There are an estimated 34 organised crime gangs operating in Suffolk, of about 5,000 nationwide, he said.
He also revealed that three cases of economic crime involving “quite serious” allegations had crossed his desk in recent months and it was an area of concern.
He is urging businesses to fill in the short survey, which is questioning business owners on their attitudes to crime, and the types of crime which are causing problems for them.
He will be using the results and anecdotal examples to help him to draw up priorities and to lobby central government on matters affecting businesses here.
Mr Passmore, who is focusing his attention this month on economic crime and its effects as his rolling ‘priority of the month’, said he is hoping to harness the talents of professionals with know-how in areas such as finance and the internet and encourage them to become special constables.
They would offer up their time in Suffolk police’s bid to clamp down on some nationally-neglected areas where law-breaking has become rife, such as internet-based crime.
“Special constables don’t all have to be going out in a uniform,” he said.
Mr Passmore met with businesses on Friday at a regular crime forum event at police headquarters in Martlesham Heath and discussed a wide range of issues from hare coursing and livestock rustling to heating oil theft.

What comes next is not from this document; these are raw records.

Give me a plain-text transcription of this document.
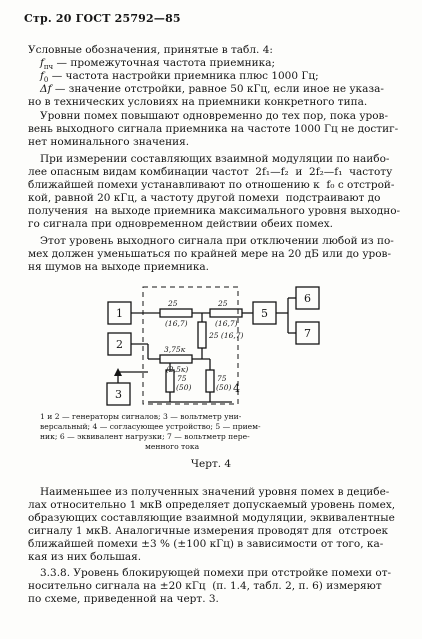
Стр. 20 ГОСТ 25792—85
Условные обозначения, принятые в табл. 4:
$f_{пч}$ — промежуточная частота приемника;
$f_0$ — частота настройки приемника плюс 1000 Гц;
Δf — значение отстройки, равное 50 кГц, если иное не указа-
но в технических условиях на приемники конкретного типа.
Уровни помех повышают одновременно до тех пор, пока уров-
вень выходного сигнала приемника на частоте 1000 Гц не достиг-
нет номинального значения.
При измерении составляющих взаимной модуляции по наибо-
лее опасным видам комбинации частот  2f₁—f₂  и  2f₂—f₁  частоту
ближайшей помехи устанавливают по отношению к  f₀ с отстрой-
кой, равной 20 кГц, а частоту другой помехи  подстраивают до
получения  на выходе приемника максимального уровня выходно-
го сигнала при одновременном действии обеих помех.
Этот уровень выходного сигнала при отключении любой из по-
мех должен уменьшаться по крайней мере на 20 дБ или до уров-
ня шумов на выходе приемника.
1
2
3	4
5
6
7
25
(16,7)
25
(16,7)
25 (16,7)
3,75к
(2,5к)
75
(50)
75
(50)
1 и 2 — генераторы сигналов; 3 — вольтметр уни-
версальный; 4 — согласующее устройство; 5 — прием-
ник; 6 — эквивалент нагрузки; 7 — вольтметр пере-
менного тока
Черт. 4
Наименьшее из полученных значений уровня помех в децибе-
лах относительно 1 мкВ определяет допускаемый уровень помех,
образующих составляющие взаимной модуляции, эквивалентные
сигналу 1 мкВ. Аналогичные измерения проводят для  отстроек
ближайшей помехи ±3 % (±100 кГц) в зависимости от того, ка-
кая из них большая.
3.3.8. Уровень блокирующей помехи при отстройке помехи от-
носительно сигнала на ±20 кГц  (п. 1.4, табл. 2, п. 6) измеряют
по схеме, приведенной на черт. 3.
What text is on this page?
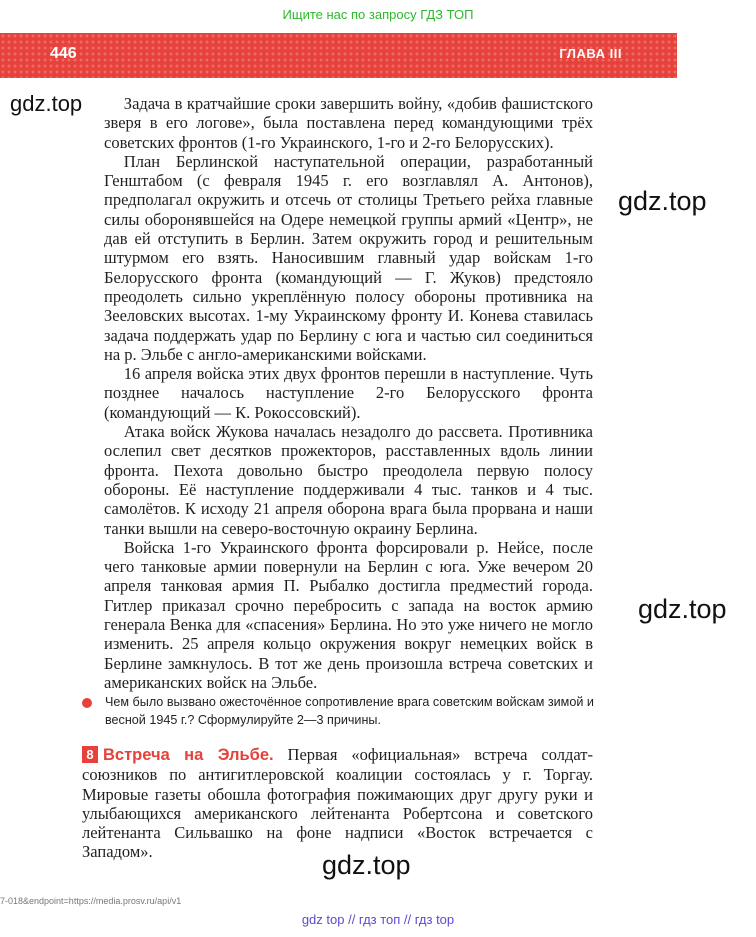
Ищите нас по запросу ГДЗ ТОП
446	ГЛАВА III

Задача в кратчайшие сроки завершить войну, «добив фашистского зверя в его логове», была поставлена перед командующими трёх советских фронтов (1-го Украинского, 1-го и 2-го Белорусских).

План Берлинской наступательной операции, разработанный Генштабом (с февраля 1945 г. его возглавлял А. Антонов), предполагал окружить и отсечь от столицы Третьего рейха главные силы оборонявшейся на Одере немецкой группы армий «Центр», не дав ей отступить в Берлин. Затем окружить город и решительным штурмом его взять. Наносившим главный удар войскам 1-го Белорусского фронта (командующий — Г. Жуков) предстояло преодолеть сильно укреплённую полосу обороны противника на Зееловских высотах. 1-му Украинскому фронту И. Конева ставилась задача поддержать удар по Берлину с юга и частью сил соединиться на р. Эльбе с англо-американскими войсками.

16 апреля войска этих двух фронтов перешли в наступление. Чуть позднее началось наступление 2-го Белорусского фронта (командующий — К. Рокоссовский).

Атака войск Жукова началась незадолго до рассвета. Противника ослепил свет десятков прожекторов, расставленных вдоль линии фронта. Пехота довольно быстро преодолела первую полосу обороны. Её наступление поддерживали 4 тыс. танков и 4 тыс. самолётов. К исходу 21 апреля оборона врага была прорвана и наши танки вышли на северо-восточную окраину Берлина.

Войска 1-го Украинского фронта форсировали р. Нейсе, после чего танковые армии повернули на Берлин с юга. Уже вечером 20 апреля танковая армия П. Рыбалко достигла предместий города. Гитлер приказал срочно перебросить с запада на восток армию генерала Венка для «спасения» Берлина. Но это уже ничего не могло изменить. 25 апреля кольцо окружения вокруг немецких войск в Берлине замкнулось. В тот же день произошла встреча советских и американских войск на Эльбе.

Чем было вызвано ожесточённое сопротивление врага советским войскам зимой и весной 1945 г.? Сформулируйте 2—3 причины.

8 Встреча на Эльбе. Первая «официальная» встреча солдат-союзников по антигитлеровской коалиции состоялась у г. Торгау. Мировые газеты обошла фотография пожимающих друг другу руки и улыбающихся американского лейтенанта Робертсона и советского лейтенанта Сильвашко на фоне надписи «Восток встречается с Западом».

gdz.top
gdz.top
gdz.top
gdz.top
7-018&endpoint=https://media.prosv.ru/api/v1
gdz top // гдз топ // гдз top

“The economy is very important and of course it’s a central part of our police and crime plan. It’s well documented and well known that if the economy suffers you can get more crime,” he said.
It was also true that where there are problems with crime, it is more difficult to attract investment and businesses, he said.
“A vibrant economy is really, really important, and good policing can help enhance the reputation of the area and get them to come and invest,” he said.
One area he was very concerned about was internet or cyber crime, he said. His team was looking for ways to get more volunteers to look at areas such as fraud and money laundering, where knowledge of banking and forensic accounting are key.
“We are not really, really geared up to deal with it and neither are constabularies throughout the UK,” he said.
Under-reporting of crime among businesses was a problem, he said, because of perceptions that it would not be followed up and investigated.
“What we have got to do is the raise the profile of business crime,” he said.
“Business crime does have victims - we all pay for it.”
The next business forum at Martlesham Heath police headquarters takes place on October 29.